The key words in this passage are evil, competitiveness, and foreignness. Concepts that could be associated with the rise of militarism in Japan during the first half of twentieth century.

The writer went on to conclude that as opposed to Oriental Go which had "gone beyond game and test of strength and become a way of art" and which "has about it a certain Oriental mystery and nobility", "Western Go is wanting in spirit". And then he went on to discuss how Japanese Go had been derived from China, how it had been "elevated and deepened by the Japanese".

The 1938 Go match itself was contemporaneous with the Second Sino-Japanese War. The metaphor was not lost on Kawabata.

There was gunfire. Troops of student reserves were in training. More than a score of acquaintances in the literary world had gone off with the army and navy to observe the attack on Hankow [Hankou, China]. I was not selected for the party. Left behind, I wrote in my Nichinichi reports of how popular Go had always been in time of war, of how frequently one heard stories of games in battle encampments, of how closely the Way of the Warrior resembled a way of art, there being an element of the religious in both.

Perhaps there lay in the perversion of the beautiful game of Go the seeds of fascism, the excessive romanticization of nationalism and cultural supremacy, the way distorted ideology and religiosity could harmfully invade the Japanese psyche and give rise to fascism and militarism.

Kawabata's elegy may not only be directed to the vanishing code of an imperial culture, represented by the board game. He may also be grieving for the defeat of Japan in the war. Interestingly, his chronicle of a famous game of Go provided a window into Japanese perception of their own national culture; how, depending on one's perspective (and actions), it can be perceived (and played) as beautiful art or ugly war.

Again for the Japanese Literature Challenge 7 and January in Japan. An earlier post here.


  1. There's an interesting little novel by Chinese writer Shan Sa - who writes in French - called La Joueuse de Go, in which the game is also used metaphorically to comment on Japanese-Chinese relations during the Japanese occupation of Manchuriia (it takes place largely in Harbin). I wonder how much Shan may have derived from Kawabata (whom I haven't read).

  2. The Girl Who Played Go. That's a good find. This particular book was not too explicit on the Japanese-Chinese relations, but tackled it indirectly.

  3. Kawabata is a writer that I'd like to read more of having thoroughly enjoyed this

    1. Me, too. At the moment I don't have anything else by Kawabata on my shelf, but I'd definitely read another when a copy magically appears.
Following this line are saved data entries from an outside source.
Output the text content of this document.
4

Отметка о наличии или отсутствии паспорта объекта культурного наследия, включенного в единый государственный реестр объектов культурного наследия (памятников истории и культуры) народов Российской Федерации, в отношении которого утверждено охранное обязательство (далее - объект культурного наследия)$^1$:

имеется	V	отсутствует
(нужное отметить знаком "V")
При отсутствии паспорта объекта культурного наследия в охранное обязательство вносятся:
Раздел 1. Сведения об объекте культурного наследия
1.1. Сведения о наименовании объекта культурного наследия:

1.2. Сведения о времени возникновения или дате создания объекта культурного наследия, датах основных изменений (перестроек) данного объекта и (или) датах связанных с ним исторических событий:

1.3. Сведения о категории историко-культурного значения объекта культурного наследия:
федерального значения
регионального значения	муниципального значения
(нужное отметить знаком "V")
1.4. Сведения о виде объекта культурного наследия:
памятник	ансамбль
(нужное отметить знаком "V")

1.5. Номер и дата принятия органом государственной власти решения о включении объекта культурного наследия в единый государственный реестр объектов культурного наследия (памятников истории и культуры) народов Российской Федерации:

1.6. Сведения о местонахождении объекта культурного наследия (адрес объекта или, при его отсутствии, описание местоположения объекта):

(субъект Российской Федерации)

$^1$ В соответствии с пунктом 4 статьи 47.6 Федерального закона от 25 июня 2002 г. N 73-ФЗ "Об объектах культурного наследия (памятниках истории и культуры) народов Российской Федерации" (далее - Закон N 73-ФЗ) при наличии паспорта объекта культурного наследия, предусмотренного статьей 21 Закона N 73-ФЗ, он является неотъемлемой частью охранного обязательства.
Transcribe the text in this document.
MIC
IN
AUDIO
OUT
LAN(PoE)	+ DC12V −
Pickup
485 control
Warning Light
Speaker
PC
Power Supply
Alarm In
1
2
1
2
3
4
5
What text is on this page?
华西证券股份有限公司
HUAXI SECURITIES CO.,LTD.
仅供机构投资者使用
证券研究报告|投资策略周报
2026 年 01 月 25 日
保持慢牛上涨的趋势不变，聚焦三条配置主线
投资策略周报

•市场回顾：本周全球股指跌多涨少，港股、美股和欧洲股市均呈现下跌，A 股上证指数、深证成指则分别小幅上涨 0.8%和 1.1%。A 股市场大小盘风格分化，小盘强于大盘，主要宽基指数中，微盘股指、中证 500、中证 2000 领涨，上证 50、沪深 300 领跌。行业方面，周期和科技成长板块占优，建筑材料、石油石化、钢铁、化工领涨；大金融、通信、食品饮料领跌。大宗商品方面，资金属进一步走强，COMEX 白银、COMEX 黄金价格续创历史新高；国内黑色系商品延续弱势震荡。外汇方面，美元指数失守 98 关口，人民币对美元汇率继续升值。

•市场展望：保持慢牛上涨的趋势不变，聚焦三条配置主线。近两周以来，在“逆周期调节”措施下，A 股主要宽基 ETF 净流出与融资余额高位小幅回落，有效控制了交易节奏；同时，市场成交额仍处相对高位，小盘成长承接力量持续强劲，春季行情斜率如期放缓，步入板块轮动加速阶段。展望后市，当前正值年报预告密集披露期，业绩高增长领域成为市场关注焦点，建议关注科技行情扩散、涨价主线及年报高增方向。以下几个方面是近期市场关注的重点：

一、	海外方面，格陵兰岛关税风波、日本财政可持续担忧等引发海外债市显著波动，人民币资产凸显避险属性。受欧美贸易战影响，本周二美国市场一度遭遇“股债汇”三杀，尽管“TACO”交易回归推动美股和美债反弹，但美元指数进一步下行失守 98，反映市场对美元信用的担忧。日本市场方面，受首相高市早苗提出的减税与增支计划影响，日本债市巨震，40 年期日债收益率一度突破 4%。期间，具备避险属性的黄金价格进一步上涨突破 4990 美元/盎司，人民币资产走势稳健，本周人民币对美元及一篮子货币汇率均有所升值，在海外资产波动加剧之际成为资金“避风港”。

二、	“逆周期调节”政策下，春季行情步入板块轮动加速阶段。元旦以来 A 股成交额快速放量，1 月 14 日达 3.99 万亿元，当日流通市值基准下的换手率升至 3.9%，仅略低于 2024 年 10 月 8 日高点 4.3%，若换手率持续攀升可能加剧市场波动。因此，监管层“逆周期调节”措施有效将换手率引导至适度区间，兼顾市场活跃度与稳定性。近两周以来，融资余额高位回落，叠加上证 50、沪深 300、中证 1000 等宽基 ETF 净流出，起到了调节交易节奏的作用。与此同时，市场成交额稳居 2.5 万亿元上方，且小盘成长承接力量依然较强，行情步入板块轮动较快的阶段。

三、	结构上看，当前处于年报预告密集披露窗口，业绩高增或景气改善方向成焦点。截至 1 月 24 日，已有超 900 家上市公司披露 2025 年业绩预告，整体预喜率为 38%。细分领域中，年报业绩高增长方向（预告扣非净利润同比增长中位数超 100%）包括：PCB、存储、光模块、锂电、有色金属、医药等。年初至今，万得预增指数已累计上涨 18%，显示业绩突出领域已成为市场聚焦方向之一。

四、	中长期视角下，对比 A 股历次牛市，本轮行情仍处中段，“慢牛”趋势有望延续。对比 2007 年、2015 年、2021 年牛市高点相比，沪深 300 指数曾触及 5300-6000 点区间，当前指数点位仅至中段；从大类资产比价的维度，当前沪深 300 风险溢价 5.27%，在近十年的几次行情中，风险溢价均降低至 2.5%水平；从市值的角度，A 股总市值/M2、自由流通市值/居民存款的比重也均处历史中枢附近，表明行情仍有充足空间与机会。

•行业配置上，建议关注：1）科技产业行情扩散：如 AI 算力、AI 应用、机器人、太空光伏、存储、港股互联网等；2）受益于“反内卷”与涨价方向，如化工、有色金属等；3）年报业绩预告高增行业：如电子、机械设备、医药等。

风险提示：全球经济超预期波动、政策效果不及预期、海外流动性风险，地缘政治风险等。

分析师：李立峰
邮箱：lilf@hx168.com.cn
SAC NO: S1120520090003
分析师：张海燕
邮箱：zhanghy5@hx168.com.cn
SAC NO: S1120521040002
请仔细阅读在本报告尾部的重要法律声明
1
  4. When I read the quote about the American and the Japanese master playing ago, the key words which struck me were: happily, thoughtlessly, uncertain, no will. I find that an attitude of many Americans, and personally, it ashames me. Of course there's nothing wrong in being happy, until you come to the place of pointless. No backbone. No will. This must be a fascinating book,for looking at the two cultures alone.

    1. That's an interesting perspective, Bellezza. What a study in constrast. The clash of cultures was truly evident in that scene. I only considered Kawabata's viewpoint, not his American opponent's, as I wanted to focus on the Japanese psyche of competitiveness. Interestingly, there's this article about a WWII Japanese soldier who made a statement similar to Kawabata. The soldier, Onoda, went into hiding in an island in the Philippines for 30 years, disbelieving that the war had ended and his side had lost. From the article:

      "I became an officer and I received an order," Onodo told ABC. "If I could not carry it out, I would feel shame. I am very competitive."

      And a quote from Onoda's book:

      Men should never give up. I never do. I would hate to lose.